Wednesday, June 22, 2022
Uvalde is ~80% Latinx w/ large immigrant pop. U.S CBP assisting w/ response b/c it’s the biggest law enforcement agency in area. The same officer involved in deportation of your family member could now be telling you your child has died…this is what systemic trauma looks like.— Thania Galvan, PhD (@ThaniaGalvanphd) May 25, 2022
Two massacres in Texas. Two DHS responses. Today, DHS said it won't conduct immigration enforcement activities in Uvalde. In 2021, ICE deported a woman who survived the El Paso massacre & helped prosecutors put together their case against the shooting. Will DHS keep its promise? pic.twitter.com/jrjnPKpzy4— César (@crimmigration) May 25, 2022
The approach of law enforcement and immigration enforcement agencies affect immigrant communities -- and their perception of agencies involved in that enforcement -- in distinctive ways.
During the administration of President Trump, a "zero tolerance" approach allowed for immigration enforcement anywhere and everywhere, even at courthouses where noncitizens handle their legal business. As a result, immigrant communities lived in fear of engaging in the tasks of daily life, such as going to work, taking their children to school or the doctor, or attending church. The Biden administration reversed that approach, prohibiting immigration enforcement at hospitals, schools, and a range of other “protected” areas.
The tragic gun deaths in Uvalde, Texas has Congress looking seriously at reform of the nation's gun safety laws. In the flood of news reports in the wake of the tragedy, I missed the immigration angle of the events in Uvalde. Isabela Diaz for Mother Jones succinctly lays out the issues:
"Hours after yet another mass shooting killed 19 children and two teachers at Robb Elementary School in Uvalde, Texas, desperate parents were still trying to find out if their kids were dead or alive. . . .

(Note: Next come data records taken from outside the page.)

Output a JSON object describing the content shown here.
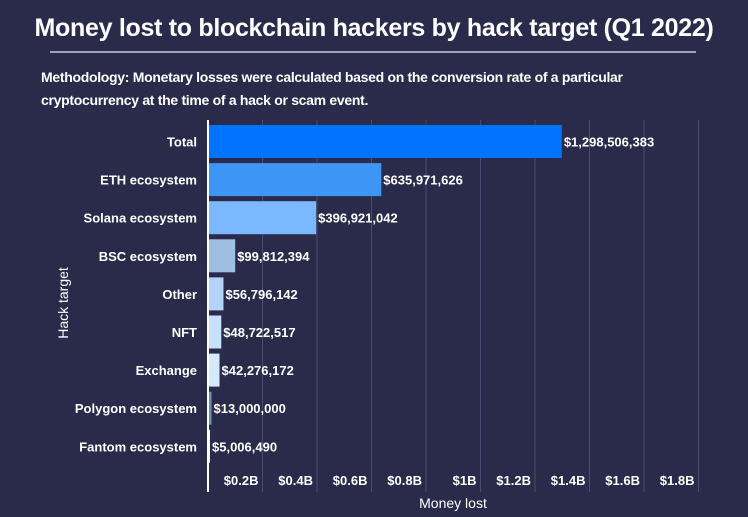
{
  "header": {
    "title": "Money lost to blockchain hackers by hack target (Q1 2022)",
    "methodology": "Methodology: Monetary losses were calculated based on the conversion rate of a particular cryptocurrency at the time of a hack or scam event."
  },
  "chart_data": {
    "type": "bar",
    "orientation": "horizontal",
    "title": "Money lost to blockchain hackers by hack target (Q1 2022)",
    "xlabel": "Money lost",
    "ylabel": "Hack target",
    "xlim": [
      0,
      1.9
    ],
    "x_unit": "billion USD",
    "grid": true,
    "categories": [
      "Total",
      "ETH ecosystem",
      "Solana ecosystem",
      "BSC ecosystem",
      "Other",
      "NFT",
      "Exchange",
      "Polygon ecosystem",
      "Fantom ecosystem"
    ],
    "values": [
      1298506383,
      635971626,
      396921042,
      99812394,
      56796142,
      48722517,
      42276172,
      13000000,
      5006490
    ],
    "data_labels": [
      "$1,298,506,383",
      "$635,971,626",
      "$396,921,042",
      "$99,812,394",
      "$56,796,142",
      "$48,722,517",
      "$42,276,172",
      "$13,000,000",
      "$5,006,490"
    ],
    "bar_colors": [
      "#0073ff",
      "#3d95f5",
      "#7ab8ff",
      "#9fbfe0",
      "#b3d4f8",
      "#c6e0fd",
      "#d6e9fc",
      "#6b8eb0",
      "#f2f5fb"
    ],
    "x_ticks": [
      0.2,
      0.4,
      0.6,
      0.8,
      1.0,
      1.2,
      1.4,
      1.6,
      1.8
    ],
    "x_tick_labels": [
      "$0.2B",
      "$0.4B",
      "$0.6B",
      "$0.8B",
      "$1B",
      "$1.2B",
      "$1.4B",
      "$1.6B",
      "$1.8B"
    ]
  },
  "colors": {
    "background": "#2a2b4b",
    "gridline": "#4a4d72",
    "axis": "#ffffff",
    "text": "#ffffff"
  }
}
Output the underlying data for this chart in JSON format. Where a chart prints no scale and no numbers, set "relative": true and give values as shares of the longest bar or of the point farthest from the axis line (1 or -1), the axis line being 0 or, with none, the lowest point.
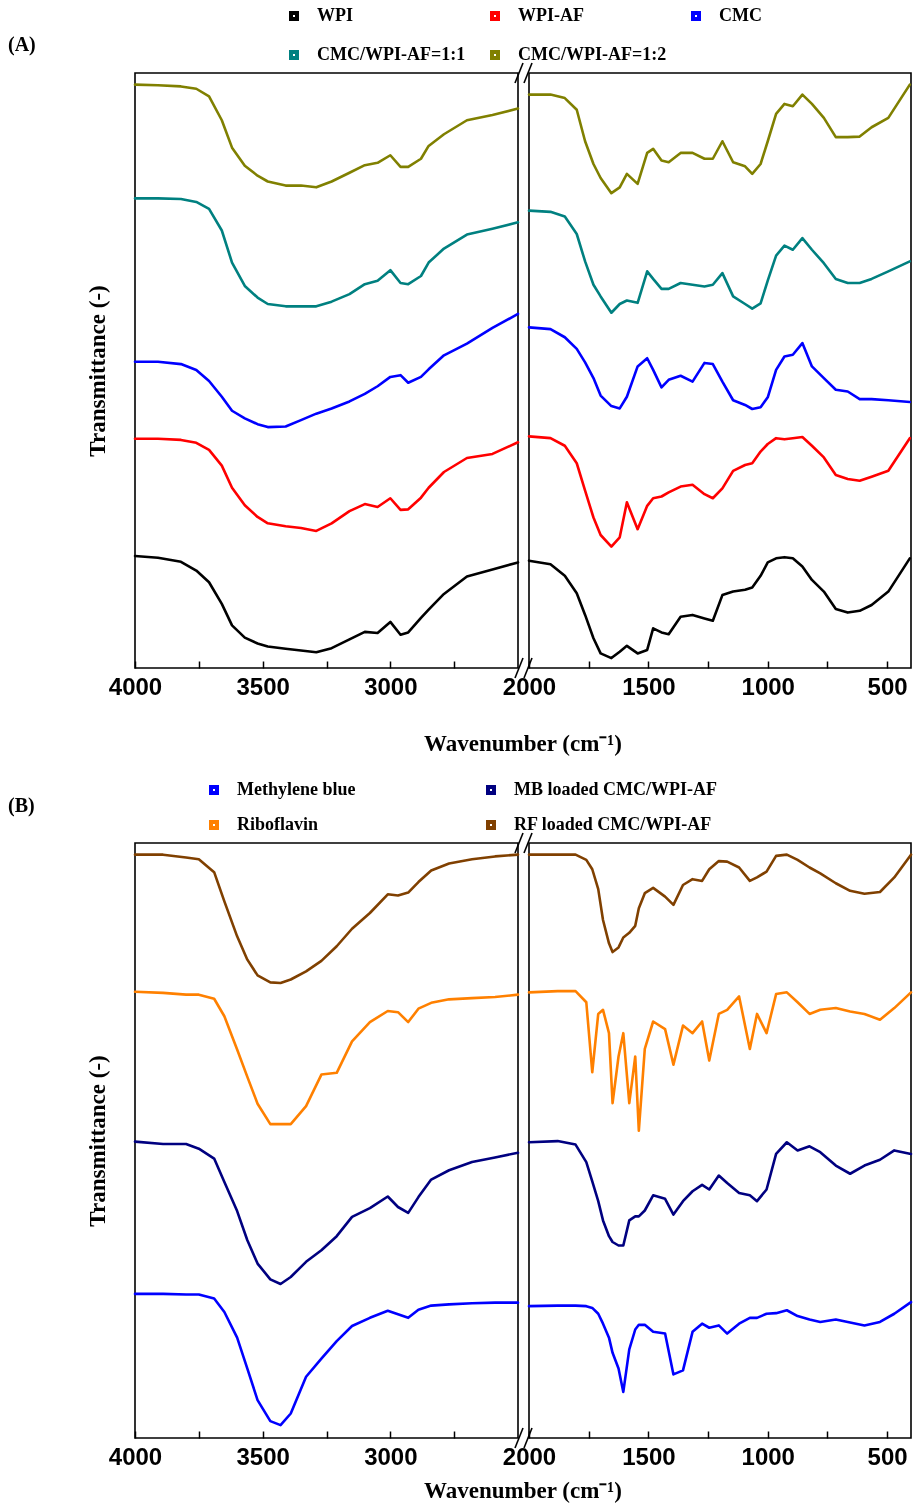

In a community like Uvalde, about 85 miles west of San Antonio and not far from the border with Mexico, the unfathomable grief and trauma might be further complicated by the fear of immigration enforcement. The immigration status of the victims and families continues to be rightfully undisclosed, but the school district’s population is 90 percent Hispanic, leading to concerns by immigrant rights advocates that the presence of Department of Homeland Security (DHS) agents might further traumatize relatives in mixed-status families seeking information from authorities and trying to reunite with their children.
Agents with Customs and Border Protection (CBP) . . . were among the first law enforcement to respond to the shooting. . . . Roughly 80 border patrol agents . . . were present at the scene. Among them were members of the SWAT-like elite team known as BORTAC, or Border Patrol Tactical Unit, who reportedly shot the 18-year-old gunmen. . . . [A] former CBP agent told the Guardian [after BORTAC's involvement in policing protests by the Trump administration] that, in her experience, BORTAC were among `the most violent and racist in all law enforcement.'”
The DHS released a statement on May 25 emphasizing that the agency would not be engaging in enforcement in Uvalde:
"U.S. Immigration and Customs Enforcement (ICE) and U.S. Customs and Border Protection (CBP) remind the public that sites that provide emergency response and relief are considered protected areas. To the fullest extent possible, ICE and CBP do not conduct immigration enforcement activities in protected areas such as along evacuation routes, sites used for sheltering or the distribution of emergency supplies, food or water, or registration sites for disaster-related assistance or the reunification of families and loved ones.
ICE and CBP provide emergency assistance to individuals regardless of their immigration status. DHS officials do not and will not pose as individuals providing emergency-related information as part of any enforcement activities.
The site of the tragedy in Uvalde, Texas is a protected area. To the fullest extent possible, ICE and CBP will not conduct immigration enforcement activities there so that individuals, regardless of immigration status, can seek assistance, reunify with family and loved ones, and otherwise address the tragedy that occurred."